Questions to Consider:
Some of the questions to ask when considering a data catalog that will provide the foundation for the data fabric are:
- Are there any limitations in the model behind the catalog?
- Can it be used to describe JSON, XML, NoSQL and other data sources as well as it can describe relational databases?
- How easy is it to extend the model?
- How will the subject matter expert interact with the model?
To support describing all types of metadata the requisite modeling language needs to be powerful and comprehensive. This includes the ability to describe a variety of data structures and sources. While relational databases are still a bread-and-butter type of utility for most organizations, increasingly, sources using other file structures become a key part of the data landscape. It is imperative for the data fabric model to be able to accommodate them. As the recent blog How Data Modeling is Different Today discussed, ontologies defined with graph data modeling languages are very effective in supporting modern data modeling needs. They make it possible to create highly expressive models that are both modular and connectable.
ENRICH
The enrich and connect step is key to the data fabric. Its “secret sauce” is that it analyzes collected metadata to see what “conclusions” can be made from it. We may call these conclusions inferences. Inferences are simply new facts that could be arrived at from already known facts. The goal of these conclusions is to enable the data fabric to recommend or automate tasks.
For example:
- Based on the information known about a data element and the semantics of the business term captured in the model, we can infer that it maps to a business term. For a discussion on how a model together with the collected metadata can help to infer the mapping see our related post Mapping Data Elements to Business Terms.
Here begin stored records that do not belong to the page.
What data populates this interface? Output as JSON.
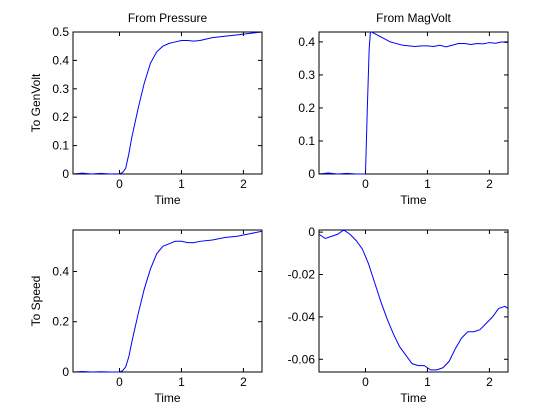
{
  "figure": {
    "col_titles": [
      "From Pressure",
      "From MagVolt"
    ],
    "row_labels": [
      "To GenVolt",
      "To Speed"
    ],
    "line_color": "#0000ff",
    "axis_color": "#000000"
  },
  "chart_data": [
    {
      "type": "line",
      "title": "From Pressure",
      "xlabel": "Time",
      "ylabel": "To GenVolt",
      "xlim": [
        -0.75,
        2.3
      ],
      "ylim": [
        0,
        0.5
      ],
      "xticks": [
        0,
        1,
        2
      ],
      "yticks": [
        0,
        0.1,
        0.2,
        0.3,
        0.4,
        0.5
      ],
      "grid": false,
      "series": [
        {
          "x": [
            -0.75,
            -0.6,
            -0.45,
            -0.3,
            -0.15,
            0,
            0.05,
            0.1,
            0.15,
            0.2,
            0.3,
            0.4,
            0.5,
            0.6,
            0.7,
            0.8,
            0.9,
            1.0,
            1.1,
            1.2,
            1.3,
            1.5,
            1.7,
            1.9,
            2.1,
            2.3
          ],
          "y": [
            0.0,
            0.003,
            0.0,
            0.002,
            0.0,
            0.001,
            0.005,
            0.02,
            0.07,
            0.13,
            0.23,
            0.32,
            0.39,
            0.43,
            0.45,
            0.46,
            0.465,
            0.47,
            0.47,
            0.468,
            0.47,
            0.48,
            0.485,
            0.49,
            0.495,
            0.5
          ]
        }
      ]
    },
    {
      "type": "line",
      "title": "From MagVolt",
      "xlabel": "Time",
      "ylabel": "",
      "xlim": [
        -0.75,
        2.3
      ],
      "ylim": [
        0,
        0.43
      ],
      "xticks": [
        0,
        1,
        2
      ],
      "yticks": [
        0,
        0.1,
        0.2,
        0.3,
        0.4
      ],
      "grid": false,
      "series": [
        {
          "x": [
            -0.75,
            -0.6,
            -0.45,
            -0.3,
            -0.15,
            0,
            0.03,
            0.06,
            0.08,
            0.1,
            0.2,
            0.3,
            0.4,
            0.5,
            0.6,
            0.7,
            0.8,
            0.9,
            1.0,
            1.1,
            1.2,
            1.3,
            1.4,
            1.5,
            1.6,
            1.7,
            1.8,
            1.9,
            2.0,
            2.1,
            2.2,
            2.3
          ],
          "y": [
            0.0,
            0.003,
            0.0,
            0.002,
            0.0,
            0.0,
            0.2,
            0.38,
            0.43,
            0.43,
            0.42,
            0.41,
            0.4,
            0.395,
            0.39,
            0.388,
            0.386,
            0.388,
            0.388,
            0.386,
            0.39,
            0.385,
            0.39,
            0.395,
            0.395,
            0.392,
            0.395,
            0.394,
            0.398,
            0.396,
            0.4,
            0.398
          ]
        }
      ]
    },
    {
      "type": "line",
      "title": "",
      "xlabel": "Time",
      "ylabel": "To Speed",
      "xlim": [
        -0.75,
        2.3
      ],
      "ylim": [
        0,
        0.565
      ],
      "xticks": [
        0,
        1,
        2
      ],
      "yticks": [
        0,
        0.2,
        0.4
      ],
      "grid": false,
      "series": [
        {
          "x": [
            -0.75,
            -0.6,
            -0.45,
            -0.3,
            -0.15,
            0,
            0.05,
            0.1,
            0.15,
            0.2,
            0.3,
            0.4,
            0.5,
            0.6,
            0.7,
            0.8,
            0.9,
            1.0,
            1.1,
            1.2,
            1.3,
            1.5,
            1.7,
            1.9,
            2.1,
            2.3
          ],
          "y": [
            0.0,
            0.002,
            0.0,
            0.001,
            0.0,
            0.0,
            0.005,
            0.02,
            0.06,
            0.12,
            0.23,
            0.33,
            0.41,
            0.47,
            0.5,
            0.51,
            0.52,
            0.52,
            0.515,
            0.515,
            0.52,
            0.525,
            0.535,
            0.54,
            0.55,
            0.56
          ]
        }
      ]
    },
    {
      "type": "line",
      "title": "",
      "xlabel": "Time",
      "ylabel": "",
      "xlim": [
        -0.75,
        2.3
      ],
      "ylim": [
        -0.066,
        0.001
      ],
      "xticks": [
        0,
        1,
        2
      ],
      "yticks": [
        0,
        -0.02,
        -0.04,
        -0.06
      ],
      "grid": false,
      "series": [
        {
          "x": [
            -0.75,
            -0.65,
            -0.55,
            -0.45,
            -0.35,
            -0.25,
            -0.15,
            -0.05,
            0.05,
            0.15,
            0.25,
            0.35,
            0.45,
            0.55,
            0.65,
            0.75,
            0.85,
            0.95,
            1.05,
            1.15,
            1.25,
            1.35,
            1.45,
            1.55,
            1.65,
            1.75,
            1.85,
            1.95,
            2.05,
            2.15,
            2.25,
            2.3
          ],
          "y": [
            -0.001,
            -0.003,
            -0.002,
            -0.001,
            0.001,
            -0.001,
            -0.004,
            -0.008,
            -0.015,
            -0.024,
            -0.033,
            -0.041,
            -0.048,
            -0.054,
            -0.058,
            -0.062,
            -0.063,
            -0.063,
            -0.065,
            -0.065,
            -0.064,
            -0.061,
            -0.055,
            -0.05,
            -0.047,
            -0.047,
            -0.046,
            -0.043,
            -0.04,
            -0.036,
            -0.035,
            -0.036
          ]
        }
      ]
    }
  ]
}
- Knowing what term is represented by the data, the data fabric can assess and suggest critically of data, how it needs to be protected and who may or may not access it.
There are a number of techniques that enable creation of inferences. The model must facilitate this processing by supporting rich semantic rules, graph analytics and integration with machine learning.
Questions to Consider:
Some of the questions to ask when considering a data catalog’s ability to activate metadata are:
- Can it capture semantics of data?
- Can it go beyond data structures and express meaning that will drive smart inferences?
- Are models and data expressed using graph structures with support for graph analytics?
- How are taxonomies and ontologies integrated and used?
USE
Data fabric is not a single tool or product that an organization can buy and call the implementation done. Instead, It is created by using a collection of products that collaboratively work together. The model behind the data fabric must make this collaboration possible. A hardwired connection will not work for the data fabric – the enterprise data integration it needs to enable is dynamic, fluid and evolving. And, a hardwiring approach will be static and brittle (easily broken).
This means that the models behind the data fabric must support discoverability. Tools participating in the data fabric must be able to ask what information is available. Equally, they must be able to tell the data fabric that they’ve got some new information and request it to expand its metadata model to support this information. They need read and write access not only to the metadata itself, as it is available in the data fabric, but also to the model of the metadata in use by the fabric.
In the post Querying TopBraid EDG with GraphQL, we give some concrete examples of how this may work.
Questions to Consider:
Some of the questions to ask when considering how all the different products participating in the data fabric architecture will take advantage of and contribute to the metadata are:
- How will the tools participating in the data fabric interact with the metadata model?
- What APIs are available?
- What standards are being used?
- Is the core of the data fabric model-driven or is it hard-wired?